Le 10 juin, une horde de 300 gueux, prétendument intermittents du spectacle, ont envahi le parvis de notre bel Opéra/Théâtre de Montpellier ! Menés par un triumvirat de syndicalistes crypto-communistes aux relents anarcho-staliniens, cette plèbe prétendait s’insurger contre l’heureuse destruction programmée de leur statut. Oser s’approcher de lieux de divertissement réservés aux biens nés est déjà en soi scandaleux, c’est probablement pourquoi ils n’ont tout de même pas osé perturber la pièce et ont attendu dehors.
Une patience stupéfiante de la part de l’administratrice du théâtre lui a fait tolérer leur entrée dans le hall de l’établissement une fois la représentation terminée. Après avoir parlementé avec ces rebuts - qui prétendaient occuper les locaux en signe de protestation - cette femme courageuse, s’étant donné le temps de la réflexion, est finalement revenue à la raison en demandant l’intervention des forces de l’ordre.
Les intrépides policiers, à 03h30, en surgissant casqués et harnachés « anti-émeute » par l’entrée des artistes (pour une fois bien nommée), ont alors donné une nouvelle preuve de leur efficacité grandissante. Par une ruse de bonne guerre , le chef de cette intervention invitant « ces enfants » à quitter les lieux sous 30 secondes sous peine d’évacuation par la force, a en fait ordonné la charge au bout de cinq secondes.

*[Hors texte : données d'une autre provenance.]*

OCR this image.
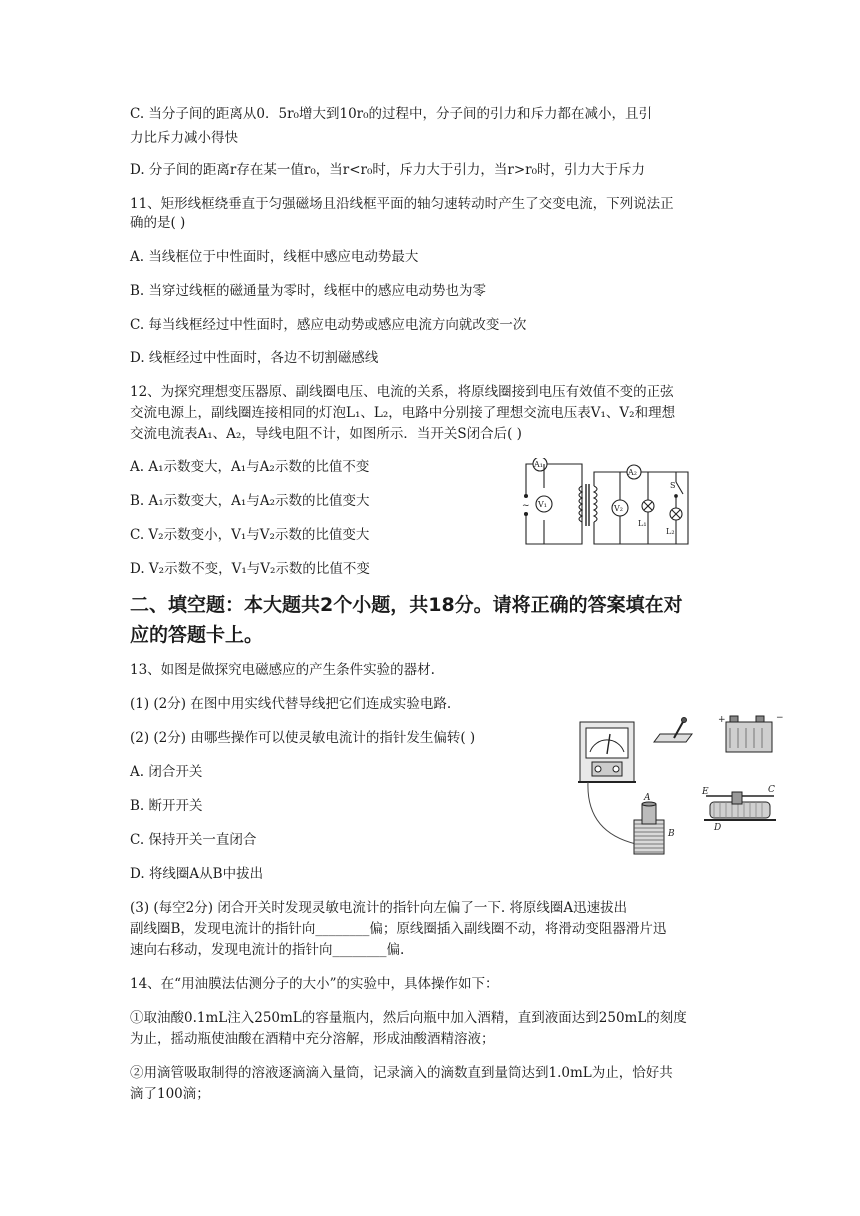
C. 当分子间的距离从0．5r₀增大到10r₀的过程中，分子间的引力和斥力都在减小，且引
力比斥力减小得快
D. 分子间的距离r存在某一值r₀，当r<r₀时，斥力大于引力，当r>r₀时，引力大于斥力
11、矩形线框绕垂直于匀强磁场且沿线框平面的轴匀速转动时产生了交变电流，下列说法正
确的是( )
A. 当线框位于中性面时，线框中感应电动势最大
B. 当穿过线框的磁通量为零时，线框中的感应电动势也为零
C. 每当线框经过中性面时，感应电动势或感应电流方向就改变一次
D. 线框经过中性面时，各边不切割磁感线
12、为探究理想变压器原、副线圈电压、电流的关系，将原线圈接到电压有效值不变的正弦
交流电源上，副线圈连接相同的灯泡L₁、L₂，电路中分别接了理想交流电压表V₁、V₂和理想
交流电流表A₁、A₂，导线电阻不计，如图所示．当开关S闭合后( )
A. A₁示数变大，A₁与A₂示数的比值不变
B. A₁示数变大，A₁与A₂示数的比值变大
C. V₂示数变小，V₁与V₂示数的比值变大
D. V₂示数不变，V₁与V₂示数的比值不变
~
A₁
V₁
A₂
V₂
L₁
S
L₂
二、填空题：本大题共2个小题，共18分。请将正确的答案填在对
应的答题卡上。
13、如图是做探究电磁感应的产生条件实验的器材.
(1) (2分) 在图中用实线代替导线把它们连成实验电路.
(2) (2分) 由哪些操作可以使灵敏电流计的指针发生偏转( )
A. 闭合开关
B. 断开开关
C. 保持开关一直闭合
D. 将线圈A从B中拔出
A
B
+	−
E	C
D
(3) (每空2分) 闭合开关时发现灵敏电流计的指针向左偏了一下. 将原线圈A迅速拔出
副线圈B，发现电流计的指针向________偏；原线圈插入副线圈不动，将滑动变阻器滑片迅
速向右移动，发现电流计的指针向________偏.
14、在“用油膜法估测分子的大小”的实验中，具体操作如下：
①取油酸0.1mL注入250mL的容量瓶内，然后向瓶中加入酒精，直到液面达到250mL的刻度
为止，摇动瓶使油酸在酒精中充分溶解，形成油酸酒精溶液；
②用滴管吸取制得的溶液逐滴滴入量筒，记录滴入的滴数直到量筒达到1.0mL为止，恰好共
滴了100滴；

Notons encore une fois le courage de ces hommes de devoir, qui n’ont pas hésité, à peine protégés d’un casque et d’un gilet pare balles, à charger à la matraque des gueux et gueuses armés de sacs de couchage. Preuve de leur efficacité : ils n’ont tiré aucun coup de feu, même en en « finissant » certains sur le parvis.
Rappelons qu’un statut scandaleux, hérité des années sombres, permet à cette fange de vivre aux crochets de la société en pratiquant des activités dites artistiques. Nous savons bien que l’art populaire n’a d’utilité qu’encadré et produit par les 4 ou 5 principales sociétés privées à fort bénéfice payées par nos redevances.
Quel besoin pour nos ouvriers de distractions autres que celles régies par l’état, et choisies par ceux qui font vœu d’être siens ?
Rassurons nous, il est évident que le MEDEF, et son chef, le glorieux Baron Sellières, bénéficient de la coopération pleine et entière du gouvernement pour éradiquer ces miasmes et restaurer l’état de droit, et un minimum de 12% de croissance boursière.